Dan is the adopted son of SVN | Saunders Ralston Dantzler. Really, he's the Property Manager & Facilities Director. He has served in various roles with the firm, starting as a market researcher, then drone pilot, and now serves as property manager. Dan discusses why it's important to have open lines of communication with clients and tenants.
Below is an excerpt from the interview. Listen above for the full podcast.
How did you start at SVN | SRD? Eight and a half years ago, Dean [Saunders] put me in to assist the researcher in verifying sales. I later said, "Listen, I have a film degree. How about I merge into that?" I convinced them to let me do that, and we started the drone program. I was the second commercial drone pilot in Florida, and I did that for a long time. I did some of our website stuff as well.
How important is drone footage in marketing these properties? Oh, it's massive. You see more than you ever could. Even walking every square inch, you're not going to see what you're able to see from the drone and get a full understanding of the property all at once. It became so efficient.
How did you move into property management? I was with Tyler Davis when I started. He had just come on, and we started doing that together. That's something I never thought I would be doing, but I was told I'd be good at it, and I unfortunately am.
The weirdest thing about my first week of property management was hiring a contractor. I never once did that. I never saw plumbers. I never saw electricians and never saw roofers at my house growing up. Never, ever once. I mean, my parents built their own house. So you don't call a plumber to come to fix something when you're the one that installed the plumbing. The hardest thing to get used to is calling somebody and making sure they're doing the job. I'm very particular about that stuff because I've done it my whole life. I did construction from the age of 13.
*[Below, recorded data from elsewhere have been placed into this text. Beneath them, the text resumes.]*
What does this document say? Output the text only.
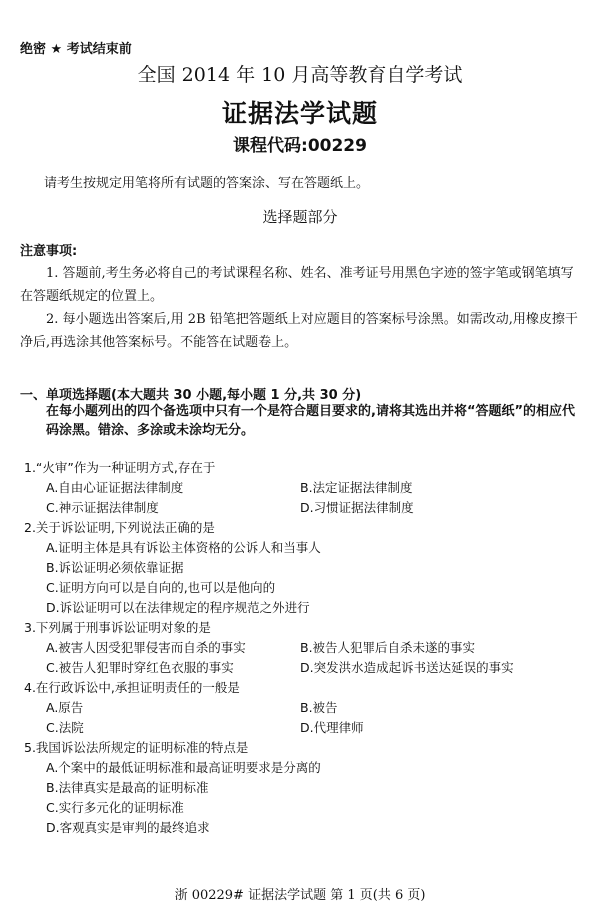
绝密 ★ 考试结束前
全国 2014 年 10 月高等教育自学考试
证据法学试题
课程代码:00229
请考生按规定用笔将所有试题的答案涂、写在答题纸上。
选择题部分
注意事项:
1. 答题前,考生务必将自己的考试课程名称、姓名、准考证号用黑色字迹的签字笔或钢笔填写在答题纸规定的位置上。
2. 每小题选出答案后,用 2B 铅笔把答题纸上对应题目的答案标号涂黑。如需改动,用橡皮擦干净后,再选涂其他答案标号。不能答在试题卷上。
一、单项选择题(本大题共 30 小题,每小题 1 分,共 30 分)
在每小题列出的四个备选项中只有一个是符合题目要求的,请将其选出并将“答题纸”的相应代码涂黑。错涂、多涂或未涂均无分。
1.“火审”作为一种证明方式,存在于
A.自由心证证据法律制度	B.法定证据法律制度
C.神示证据法律制度	D.习惯证据法律制度
2.关于诉讼证明,下列说法正确的是
A.证明主体是具有诉讼主体资格的公诉人和当事人
B.诉讼证明必须依靠证据
C.证明方向可以是自向的,也可以是他向的
D.诉讼证明可以在法律规定的程序规范之外进行
3.下列属于刑事诉讼证明对象的是
A.被害人因受犯罪侵害而自杀的事实	B.被告人犯罪后自杀未遂的事实
C.被告人犯罪时穿红色衣服的事实	D.突发洪水造成起诉书送达延误的事实
4.在行政诉讼中,承担证明责任的一般是
A.原告	B.被告
C.法院	D.代理律师
5.我国诉讼法所规定的证明标准的特点是
A.个案中的最低证明标准和最高证明要求是分离的
B.法律真实是最高的证明标准
C.实行多元化的证明标准
D.客观真实是审判的最终追求
浙 00229# 证据法学试题 第 1 页(共 6 页)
The property management team. Lauren [Smith] does a lot of the accounting and the early tenant relations of putting tenants into the space with leasing. Once they're in, for the most part, that's when I take over. I keep that relationship going and make sure that they're happy. The other side is that the building and the properties are maintained to keep the tenants pleased but also for longevity. I have an eye for keeping the cost of repairs down throughout the years by keeping up on certain things.
Why is it important to hire a property manager? I've been able to successfully build relationships with contractors, plumbers, electricians, and with roofers. Many people will call someone and say, "Hey, I need this job done," not understanding anything about it, not understanding what goes into even the smallest project. Because I have that understanding, I've built a stronger trust and relationship with my contractors. Because I understand what they're doing and how much work certain things are. I also understand when they're charging too much to do something.
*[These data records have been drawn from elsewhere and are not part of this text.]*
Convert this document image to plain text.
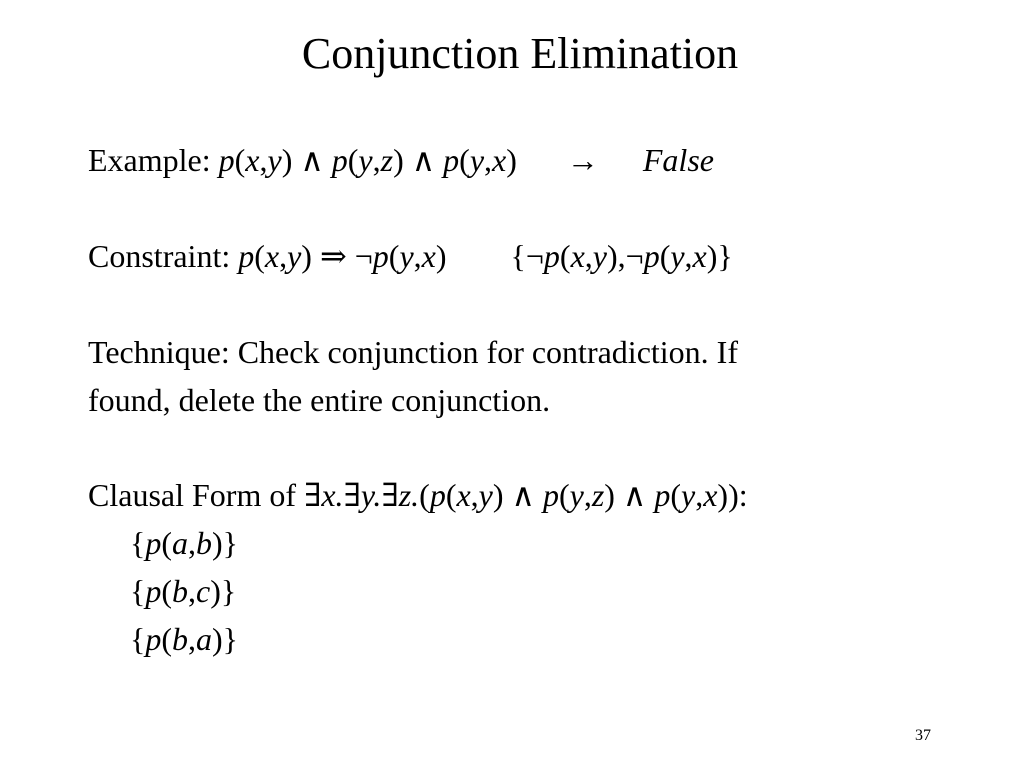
Conjunction Elimination
Example: p(x,y) ∧ p(y,z) ∧ p(y,x) → False
Constraint: p(x,y) ⇒ ¬p(y,x) {¬p(x,y),¬p(y,x)}
Technique: Check conjunction for contradiction. If
found, delete the entire conjunction.
Clausal Form of ∃x.∃y.∃z.(p(x,y) ∧ p(y,z) ∧ p(y,x)):
{p(a,b)}
{p(b,c)}
{p(b,a)}
37
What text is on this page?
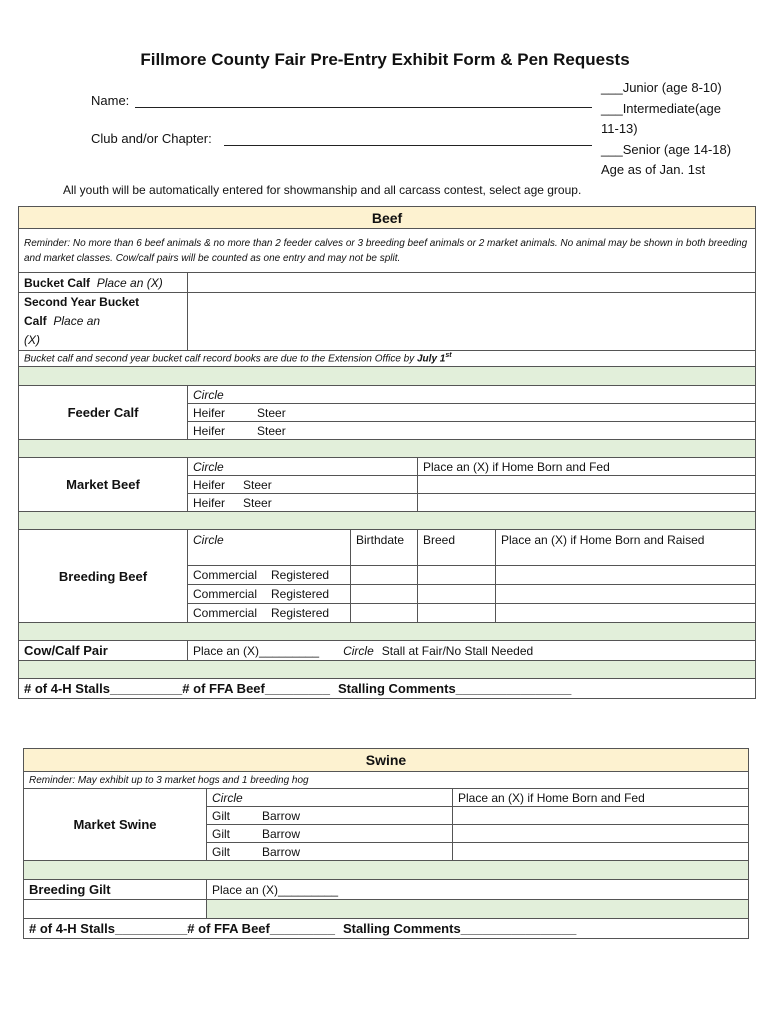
Fillmore County Fair Pre-Entry Exhibit Form & Pen Requests
Name:
Club and/or Chapter:
___Junior (age 8-10)
___Intermediate(age
11-13)
___Senior (age 14-18)
Age as of Jan. 1st
All youth will be automatically entered for showmanship and all carcass contest, select age group.
Beef				
Reminder: No more than 6 beef animals & no more than 2 feeder calves or 3 breeding beef animals or 2 market animals. No animal may be shown in both breeding and market classes. Cow/calf pairs will be counted as one entry and may not be split.				
Bucket Calf Place an (X)				
Second Year Bucket Calf Place an
(X)				
Bucket calf and second year bucket calf record books are due to the Extension Office by July 1st

Feeder Calf	Circle			
	Heifer Steer			
	Heifer Steer			

Market Beef	Circle		Place an (X) if Home Born and Fed	
	Heifer Steer			
	Heifer Steer			

Breeding Beef	Circle	Birthdate	Breed	Place an (X) if Home Born and Raised
	Commercial Registered			
	Commercial Registered			
	Commercial Registered			

Cow/Calf Pair	Place an (X)_________ Circle Stall at Fair/No Stall Needed			

# of 4-H Stalls__________# of FFA Beef_________ Stalling Comments________________				
Swine		
Reminder: May exhibit up to 3 market hogs and 1 breeding hog		
Market Swine	Circle	Place an (X) if Home Born and Fed
	Gilt Barrow	
	Gilt Barrow	
	Gilt Barrow	

Breeding Gilt	Place an (X)_________	

# of 4-H Stalls__________# of FFA Beef_________ Stalling Comments________________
Everyone has noticed how much the world has changed in the past year, and things have gotten harder. Well, my job has gotten substantially harder. You can't get a roof for nine months because of materials; you can't get anything. Without the relationships I've built, it would take months to complete the smallest of projects. As we were saying the other day, time kills all deals. So the faster you can get something done, usually always the better.
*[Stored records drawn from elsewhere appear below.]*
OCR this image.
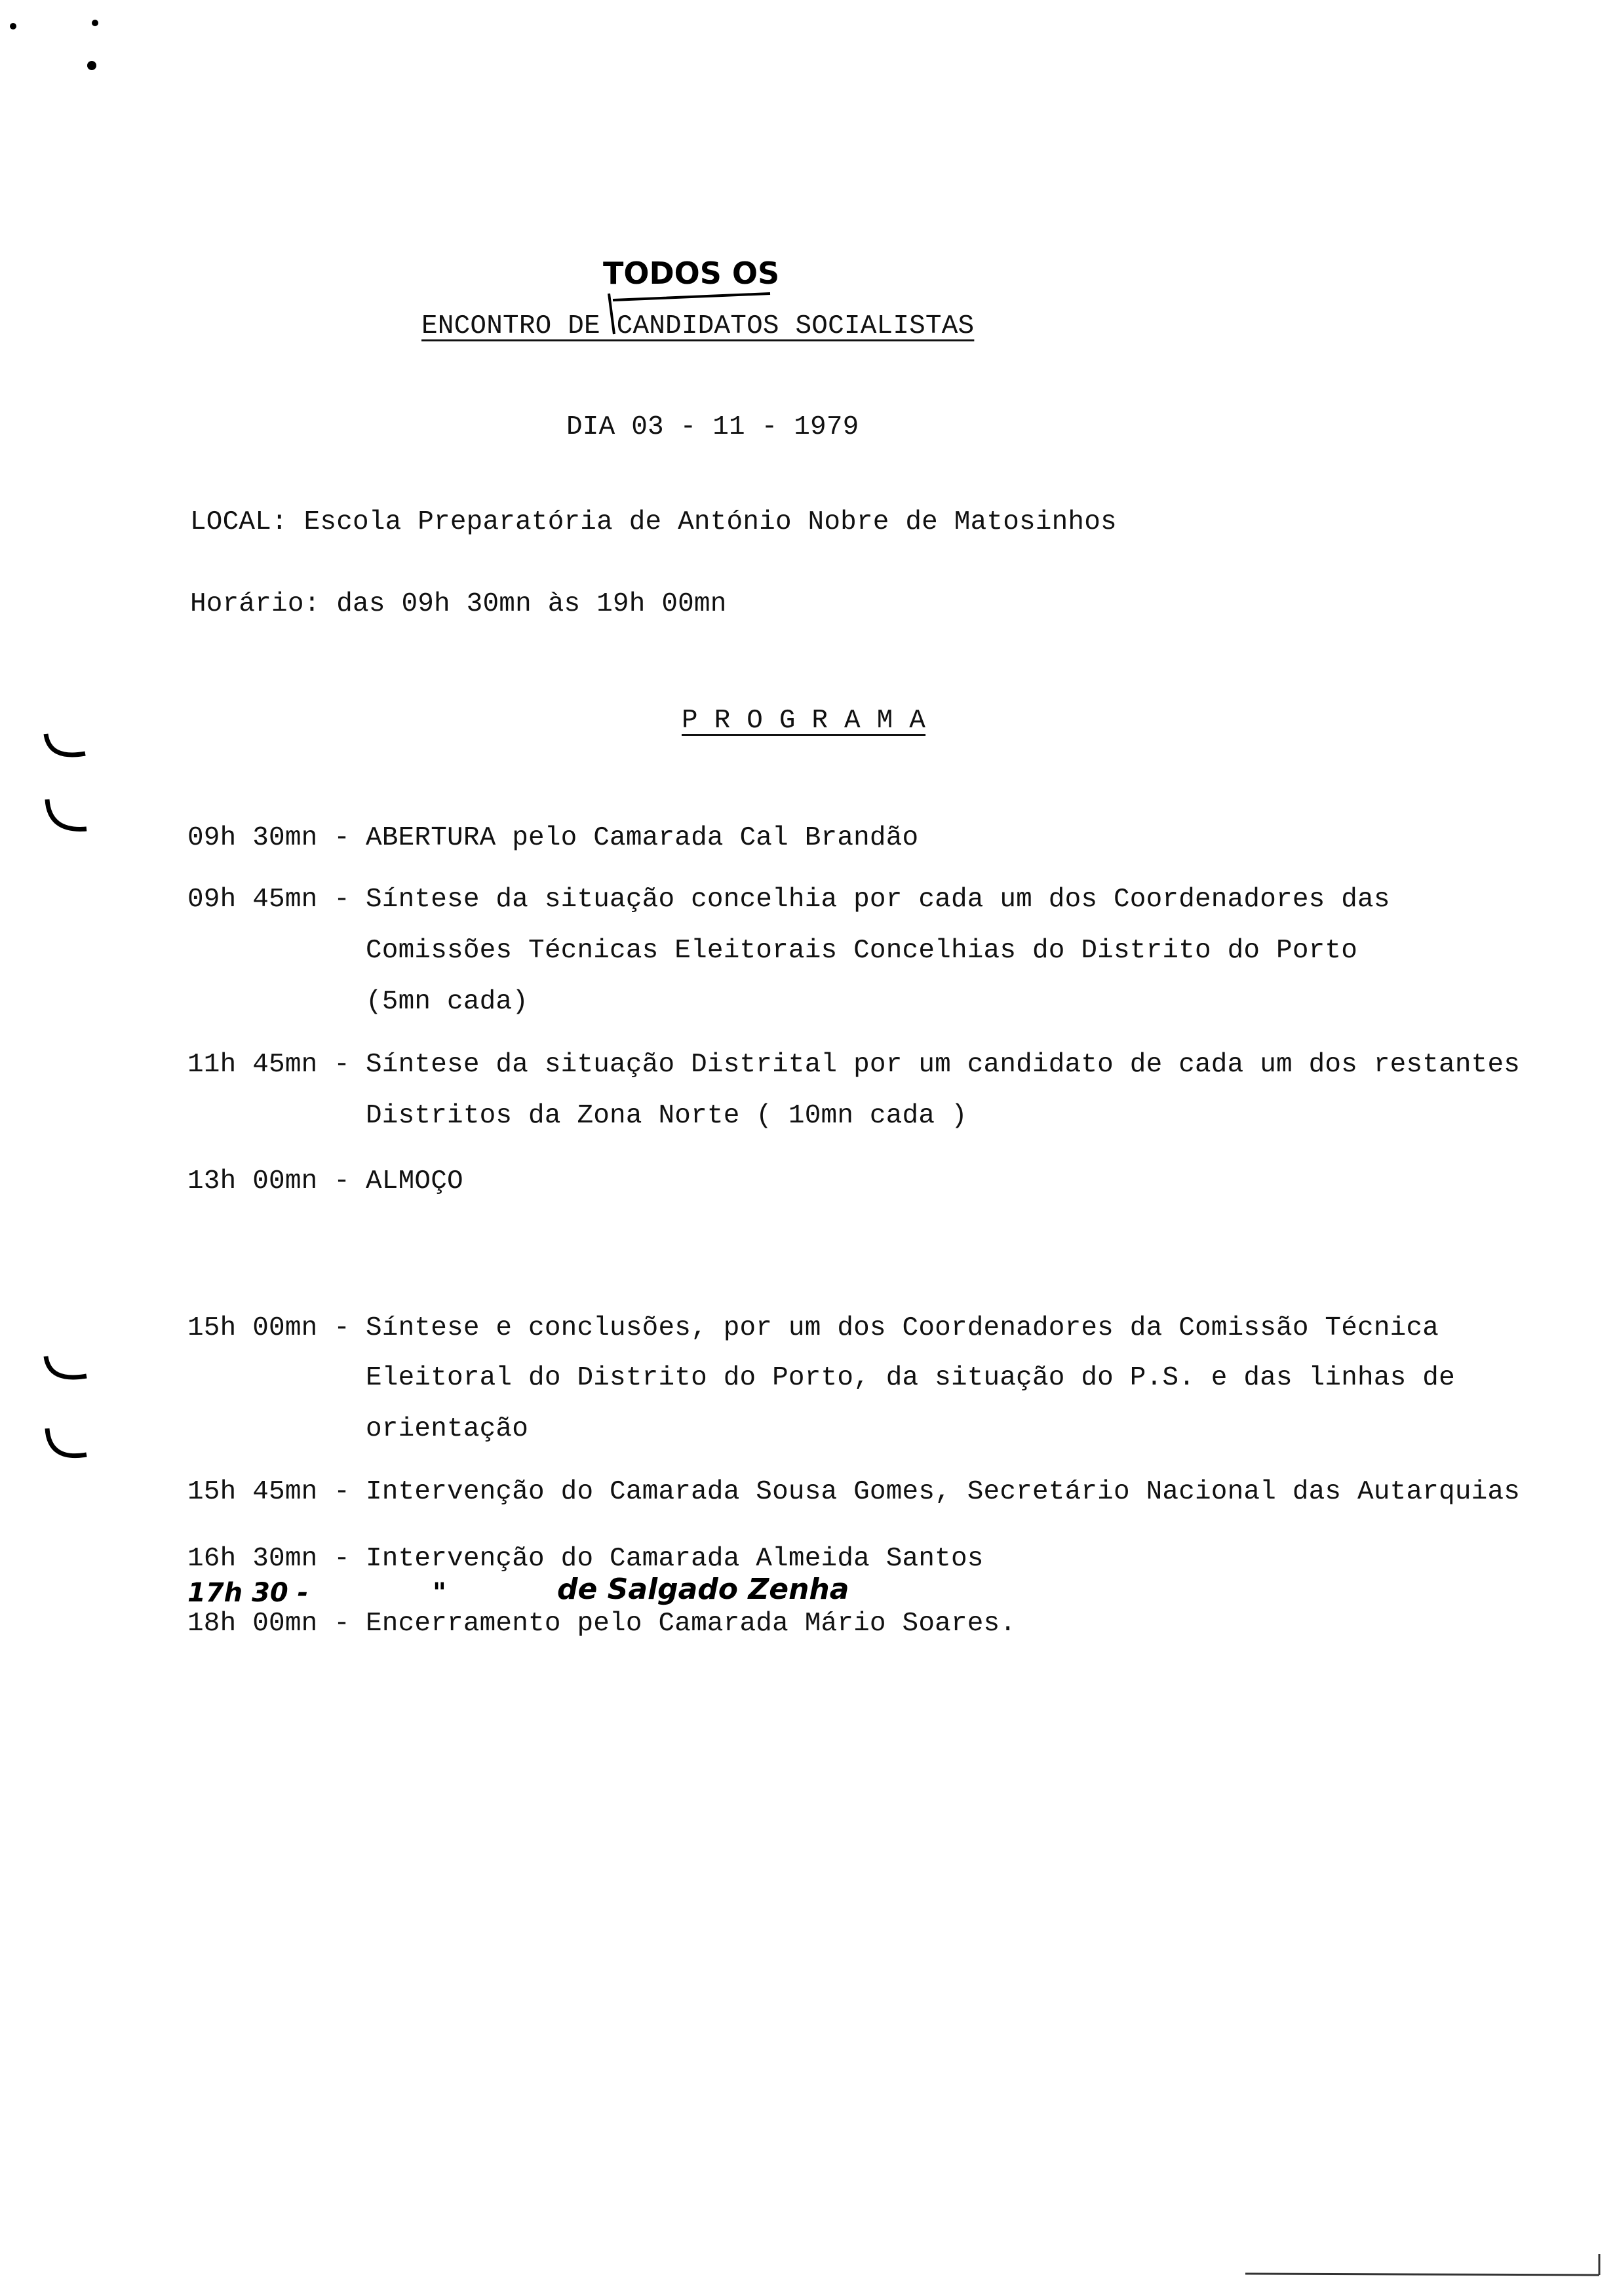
TODOS OS
ENCONTRO DE CANDIDATOS SOCIALISTAS
DIA 03 - 11 - 1979
LOCAL: Escola Preparatória de António Nobre de Matosinhos
Horário: das 09h 30mn às 19h 00mn
P R O G R A M A
09h 30mn - ABERTURA pelo Camarada Cal Brandão
09h 45mn - Síntese da situação concelhia por cada um dos Coordenadores das
Comissões Técnicas Eleitorais Concelhias do Distrito do Porto
(5mn cada)
11h 45mn - Síntese da situação Distrital por um candidato de cada um dos restantes
Distritos da Zona Norte ( 10mn cada )
13h 00mn - ALMOÇO
15h 00mn - Síntese e conclusões, por um dos Coordenadores da Comissão Técnica
Eleitoral do Distrito do Porto, da situação do P.S. e das linhas de
orientação
15h 45mn - Intervenção do Camarada Sousa Gomes, Secretário Nacional das Autarquias
16h 30mn - Intervenção do Camarada Almeida Santos
17h 30 -	"	de Salgado Zenha
18h 00mn - Encerramento pelo Camarada Mário Soares.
Reasoning with people. I'm a firm believer in "you get treated the way you treat people." It's always good to be nice to people and be respectful. You're not going to get very far calling somebody and yelling at them, saying, "you need this done." You really just need to explain the situation and be polite about it.
Now the hardest thing is you might be waiting six months for these floor tiles to come in because of the world we're in, or they might have to charge more to get it done because they have 10,000 other projects. So I tell people, "if you're not picky about what you're wanting, we can get it done in 30 days… "if you want this very specific thing, you're gonna have to be patient."
Cool as a cucumber. I tend to handle any difficult situation relatively calmly to the point where my wife finds it concerning. When your kid gets locked in the car or a wheel falls off a Jeep while we're driving, I don't make a noise. I'm cool as a cucumber. I'm calm, naturally. I'm more chaotic when it's not crazy, but so much stuff happens to me that I'm just calm about it.